Does Texas cap mesothelioma damages?
Texas Civil Practice and Remedies Code Chapter 41, § 41.008(b), caps exemplary (punitive) damages at the greater of $200,000 or two times economic damages plus an amount equal to non-economic damages up to $750,000. It does not cap non-economic compensatory damages in ordinary personal-injury cases. Workers’ compensation contexts apply a separate exemplary cap, which is what reduced the Rogers v. Goodyear judgment from $18.6 million to $2.89 million.
Can Texas families file trust fund claims and lawsuits at the same time?

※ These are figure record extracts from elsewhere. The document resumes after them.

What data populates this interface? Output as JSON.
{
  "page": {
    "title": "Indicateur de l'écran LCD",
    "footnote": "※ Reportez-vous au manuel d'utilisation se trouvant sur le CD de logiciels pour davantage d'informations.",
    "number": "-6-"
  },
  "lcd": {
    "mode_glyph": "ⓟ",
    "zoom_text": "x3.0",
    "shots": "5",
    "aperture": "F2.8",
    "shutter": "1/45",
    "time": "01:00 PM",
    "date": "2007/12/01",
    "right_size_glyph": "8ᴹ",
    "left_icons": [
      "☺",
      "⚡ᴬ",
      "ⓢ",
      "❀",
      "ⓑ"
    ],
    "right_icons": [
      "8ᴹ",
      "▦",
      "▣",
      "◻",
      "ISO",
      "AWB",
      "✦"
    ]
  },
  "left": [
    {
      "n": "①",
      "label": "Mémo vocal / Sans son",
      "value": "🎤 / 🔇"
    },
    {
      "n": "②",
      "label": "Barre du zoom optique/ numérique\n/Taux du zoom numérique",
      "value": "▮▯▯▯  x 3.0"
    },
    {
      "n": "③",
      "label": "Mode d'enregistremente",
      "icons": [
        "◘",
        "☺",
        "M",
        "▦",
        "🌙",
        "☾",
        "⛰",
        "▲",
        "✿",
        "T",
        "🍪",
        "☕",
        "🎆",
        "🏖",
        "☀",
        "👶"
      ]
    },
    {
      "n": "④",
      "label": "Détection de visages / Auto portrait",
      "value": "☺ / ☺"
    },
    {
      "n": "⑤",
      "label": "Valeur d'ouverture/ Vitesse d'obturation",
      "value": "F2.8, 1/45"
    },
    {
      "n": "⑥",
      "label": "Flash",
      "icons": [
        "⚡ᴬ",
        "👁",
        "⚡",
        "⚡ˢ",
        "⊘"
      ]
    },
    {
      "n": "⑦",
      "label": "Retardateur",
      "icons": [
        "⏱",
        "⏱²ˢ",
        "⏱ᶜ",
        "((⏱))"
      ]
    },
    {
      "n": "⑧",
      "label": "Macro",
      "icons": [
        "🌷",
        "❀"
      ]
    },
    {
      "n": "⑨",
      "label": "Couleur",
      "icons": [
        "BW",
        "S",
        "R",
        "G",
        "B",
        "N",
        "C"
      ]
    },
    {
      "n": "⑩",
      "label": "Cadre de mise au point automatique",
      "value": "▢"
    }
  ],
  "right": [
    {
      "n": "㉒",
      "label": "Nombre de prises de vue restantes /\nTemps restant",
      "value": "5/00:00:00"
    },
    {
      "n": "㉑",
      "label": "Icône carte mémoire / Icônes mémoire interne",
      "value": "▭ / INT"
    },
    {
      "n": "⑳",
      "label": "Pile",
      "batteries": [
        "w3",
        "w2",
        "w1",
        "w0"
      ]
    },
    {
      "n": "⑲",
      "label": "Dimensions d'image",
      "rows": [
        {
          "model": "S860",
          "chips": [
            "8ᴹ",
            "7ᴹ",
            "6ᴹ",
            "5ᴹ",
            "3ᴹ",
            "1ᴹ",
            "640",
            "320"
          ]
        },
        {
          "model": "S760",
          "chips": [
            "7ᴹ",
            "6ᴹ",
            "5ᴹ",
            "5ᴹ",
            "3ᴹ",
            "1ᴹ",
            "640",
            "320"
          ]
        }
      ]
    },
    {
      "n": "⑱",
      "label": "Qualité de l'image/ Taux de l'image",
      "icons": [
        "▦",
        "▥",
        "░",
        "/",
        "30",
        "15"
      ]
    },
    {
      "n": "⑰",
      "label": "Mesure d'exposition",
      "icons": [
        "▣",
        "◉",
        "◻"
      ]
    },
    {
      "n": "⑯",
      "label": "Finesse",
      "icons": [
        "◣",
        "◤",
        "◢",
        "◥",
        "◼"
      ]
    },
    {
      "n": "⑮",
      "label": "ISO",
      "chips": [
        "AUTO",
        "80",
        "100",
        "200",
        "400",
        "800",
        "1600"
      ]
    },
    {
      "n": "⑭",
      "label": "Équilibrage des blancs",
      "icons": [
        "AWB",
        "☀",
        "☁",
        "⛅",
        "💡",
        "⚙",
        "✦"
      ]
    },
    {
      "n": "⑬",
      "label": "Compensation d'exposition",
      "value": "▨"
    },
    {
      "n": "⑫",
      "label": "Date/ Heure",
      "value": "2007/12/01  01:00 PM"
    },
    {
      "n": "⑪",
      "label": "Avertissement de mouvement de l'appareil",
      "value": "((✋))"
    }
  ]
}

Yes. Trust fund claims and lawsuits are separate legal processes. Many Texas families pursue both simultaneously. Trust fund claims are administrative and typically resolve faster than court cases.
What is the Cimino v. Raymark case?
Cimino v. Raymark Industries was a Southeast Texas mass tort filed in 1990 in the U.S. District Court for the Eastern District of Texas, Beaumont Division, covering 2,288 refinery and chemical workers. The Fifth Circuit reversed the original mass-trial extrapolation plan in 1998 (151 F.3d 297). The litigation was ultimately resolved in 2018 through a $140 million PCC Asbestos Trust arbitration award on top of a prior $38 million settlement, for a total of $178.5 million distributed across the worker class.
Which Texas cities produce the most asbestos cases?
Houston generates the highest volume of cases, followed by Beaumont-Port Arthur, Galveston-Texas City, and Dallas-Fort Worth. The distribution tracks closely with the location of refineries, petrochemical plants, and shipyards.
Do I need a Texas attorney for a mesothelioma claim?
While not legally required, working with an attorney experienced in Texas asbestos litigation is common practice. Texas courts have specific procedural requirements under Chapter 90, and attorneys familiar with the state’s industrial exposure history, whether in Gulf Coast refineries or East Texas manufacturing, can identify applicable trust funds and potential defendants.
What is the average settlement for an asbestosis claim?
Average asbestosis settlements are usually much lower than mesothelioma settlements, with many reported ranges falling around $10,000 to $50,000 for non-malignant claims. Some sources note that trust fund payouts for mild cases can be only $2,500 to $7,500, while more severe asbestosis can reach six figures in some cases. The amount depends on factors such as the strength of exposure evidence, medical severity, work history, and how many companies are involved. Settlement figures vary widely because asbestosis claims are often valued differently from asbestos-related cancer claims.